De izquierda a derecha: Orestes Hurtado, Pío Serrano, un servidor, Víctor Batista y León de la Hoz en la librería Rafael Alberti, marzo de 2019. |
Acaba de morir
de coronavirus en La Habana Victor Batista Falla quien fue, para decirlo rápido una
especie de Schindler cultural cubano. Quiero decir que en medio de ese
interminable naufragio que ha sido el exilio cubano en las últimas seis décadas
nadie como Víctor Batista dedicó su fortuna a fomentar la cultura cubana ya fuera ayudando
personalmente a todo tipo de creadores o impulsando proyectos culturales
cubanos tenían en común la elegancia, el buen gusto y generosidad intelectual
de su mecenas: ya se tratara de las revistas Exilio, escandalar o
de la editorial Colibrí.
Hijo de banquero
y con inclinaciones artísticas sospecho que su persistente mecenazgo era en
parte un cálculo económico. Decidido a salvar lo que pudiera de lo que iba
quedando del país se enfrascó en su empezar y terminar por su cultura. No
porque los artistas fuesen mejores personas sino porque de alguna manera
concentraban más aquella nación que intentó ayudar a salvar. Aquel trozo de
tierra en que le había tocado nacer era -pensaría- igual a cualquier otro trozo
de tierra a no ser por las especiales modulaciones que los nacidos allí le
pudieran imprimir a su espíritu.
Se habla, al
evocársele, de esos tres grandes proyectos: dos revistas y una editorial pero lo
cierto es que nunca dejó de ayudar por cualquier vía a los hombres y mujeres de
letras que encontrara a su alcance con elegancia y discreción, virtudes tan
inusuales en nuestros predios. Decenas fueron los intelectuales cubanos
auxiliados personalmente por Víctor que siendo ajeno a cualquier tipo de
estrechez económica no ignoraba que no solo de poesía se vive. Cuando llegué a
España en 1995 ya celebraba desayunos dominicales que ofrecía a todo el que
quisiera asomarse. Si no me le acerqué entonces fue porque el único trabajo más
o menos fijo que conseguí en aquel Madrid me ocupaba precisamente todos los
domingos.
Con Víctor Batista y la vicedirectora de la editorial Colibrí Helen Díaz Arguelles en la Feria Internacional del Libro de Miami |
Si alguna vez
cruzamos palabras en mis años madrileños no lo recuerdo.

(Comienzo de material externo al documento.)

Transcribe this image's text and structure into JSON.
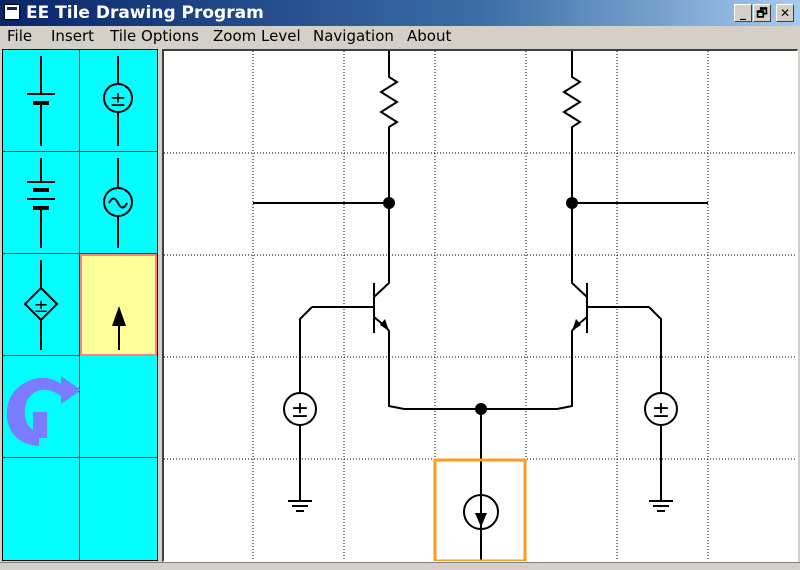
{
  "window": {
    "title": "EE Tile Drawing Program",
    "buttons": {
      "minimize": "_",
      "restore": "🗗",
      "close": "✕"
    }
  },
  "menu": [
    "File",
    "Insert",
    "Tile Options",
    "Zoom Level",
    "Navigation",
    "About"
  ],
  "palette": {
    "tiles": [
      {
        "name": "battery-single-icon",
        "sign": ""
      },
      {
        "name": "dc-voltage-source-icon",
        "sign": "±"
      },
      {
        "name": "battery-multi-cell-icon",
        "sign": ""
      },
      {
        "name": "ac-voltage-source-icon",
        "sign": "~"
      },
      {
        "name": "dependent-voltage-source-icon",
        "sign": "±"
      },
      {
        "name": "current-source-up-icon",
        "sign": ""
      },
      {
        "name": "rotate-arrow-icon",
        "sign": ""
      },
      {
        "name": "empty-tile",
        "sign": ""
      },
      {
        "name": "empty-tile",
        "sign": ""
      },
      {
        "name": "empty-tile",
        "sign": ""
      }
    ],
    "selected_index": 5,
    "colors": {
      "background": "#00ffff",
      "grid": "#2020c0",
      "selected_fill": "#ffff99",
      "selected_border": "#ff8080",
      "rotate_arrow": "#7b7bff"
    }
  },
  "canvas": {
    "columns": 7,
    "rows": 5,
    "grid_color": "#000000",
    "selection_color": "#ff9922",
    "selected_cell": {
      "col": 3,
      "row": 4
    },
    "source_sign_left": "±",
    "source_sign_right": "±"
  }
}
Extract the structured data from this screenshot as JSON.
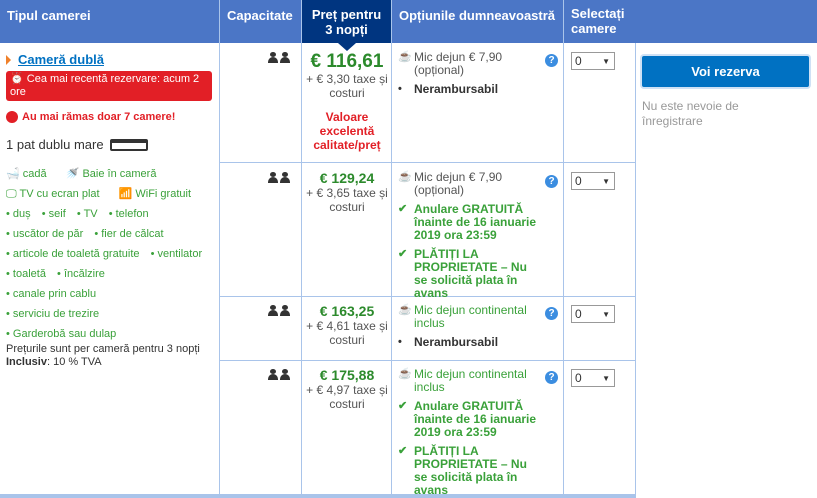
{
  "header": {
    "room_type": "Tipul camerei",
    "capacity": "Capacitate",
    "price": "Preț pentru 3 nopți",
    "options": "Opțiunile dumneavoastră",
    "select": "Selectați camere"
  },
  "room": {
    "name": "Cameră dublă",
    "recent_booking": "Cea mai recentă rezervare: acum 2 ore",
    "rooms_left": "Au mai rămas doar 7 camere!",
    "bed": "1 pat dublu mare",
    "features": [
      "cadă",
      "Baie în cameră",
      "TV cu ecran plat",
      "WiFi gratuit"
    ],
    "facilities": [
      "duș",
      "seif",
      "TV",
      "telefon",
      "uscător de păr",
      "fier de călcat",
      "articole de toaletă gratuite",
      "ventilator",
      "toaletă",
      "încălzire",
      "canale prin cablu",
      "serviciu de trezire",
      "Garderobă sau dulap"
    ],
    "note_line1": "Prețurile sunt per cameră pentru 3 nopți",
    "note_included_label": "Inclusiv",
    "note_included_value": ": 10 % TVA"
  },
  "rows": [
    {
      "price": "€ 116,61",
      "tax": "+ € 3,30 taxe și costuri",
      "badge": "Valoare excelentă calitate/preț",
      "meal": "Mic dejun € 7,90",
      "meal_note": "(opțional)",
      "policy": "Nerambursabil",
      "select": "0"
    },
    {
      "price": "€ 129,24",
      "tax": "+ € 3,65 taxe și costuri",
      "meal": "Mic dejun € 7,90",
      "meal_note": "(opțional)",
      "cancel": "Anulare GRATUITĂ înainte de 16 ianuarie 2019 ora 23:59",
      "pay": "PLĂTIȚI LA PROPRIETATE – Nu se solicită plata în avans",
      "select": "0"
    },
    {
      "price": "€ 163,25",
      "tax": "+ € 4,61 taxe și costuri",
      "meal": "Mic dejun continental inclus",
      "policy": "Nerambursabil",
      "select": "0"
    },
    {
      "price": "€ 175,88",
      "tax": "+ € 4,97 taxe și costuri",
      "meal": "Mic dejun continental inclus",
      "cancel": "Anulare GRATUITĂ înainte de 16 ianuarie 2019 ora 23:59",
      "pay": "PLĂTIȚI LA PROPRIETATE – Nu se solicită plata în avans",
      "select": "0"
    }
  ],
  "panel": {
    "book_button": "Voi rezerva",
    "no_registration": "Nu este nevoie de înregistrare"
  },
  "colors": {
    "header": "#4b76c6",
    "price_header": "#003580",
    "green": "#3aa13a",
    "red": "#e21f26",
    "link": "#0071c2"
  }
}
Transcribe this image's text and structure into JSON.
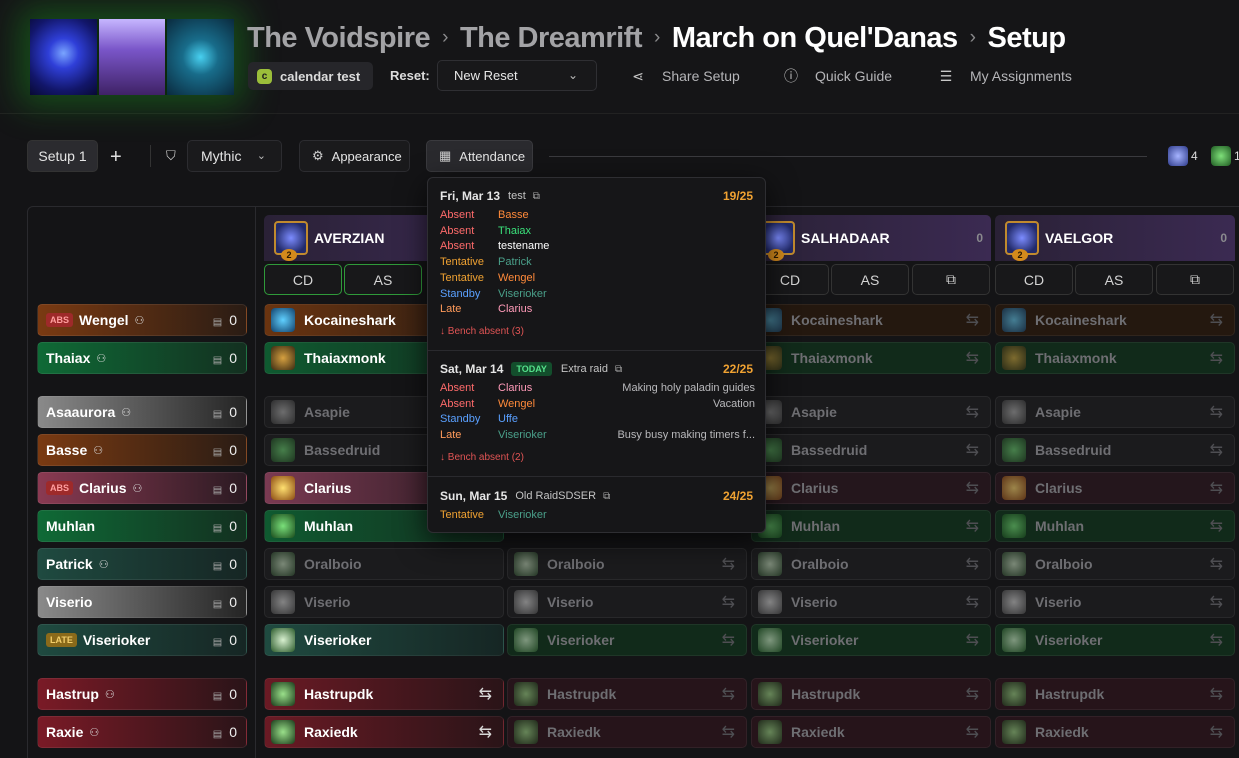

Sí recuerdo hablar de
aquellos años mucho tiempo después cuando me hizo el honor de incluir mi libro Elogio
de la levedad en el magnífico catálogo de su editorial Colibrí. Fue en la Feria
Internacional del Libro de Miami en que al enterarse de que había vivido en el
Madrid de los 90s quiso saber por qué nunca me había asomado a los desayunos a
que convidaba en algún café de la ciudad. Tuve que contarle de mi empleo
dominical y espolvorearle la explicación con un relato fugaz de mis
tribulaciones madrileñas. Ni más ni menos que el infortunio promedio de
cualquier inmigrante cubano en la Europa de aquellos años. Víctor bajó la
cabeza e hizo silencio. Culpable. Como si de pronto se sintiera responsable por
no haberme evitado desventuras que ignoraba. A mí, que conocía su historial de
generosidades me dio pena con él e intenté consolarlo explicándole que en
aquellos días no tenía idea de mi existencia. Pero como al Schindler de la película
Víctor le importaba menos su extenso historial de favores que el detalle de que
se le hubiera quedado alguien sin socorrer. Y de eso me di cuenta justo al
sorprenderle ese gesto de repentina y silente vergüenza.
Vi a Víctor por última
vez hace un año, al final de mi presentación en Madrid de mi novela Turcos
en la niebla junto a viejos y queridísimos amigos. Allí estaba al fondo de
la librería sentado con la misma discreción y serenidad de siempre, con ese gesto
tranquilo con el que apoyaba a cualquier compatriota como si se tratara al
mismo tiempo de un deber y un placer. Como si fuera la encarnación de ese ideal
al que concordamos llamar “caballero”.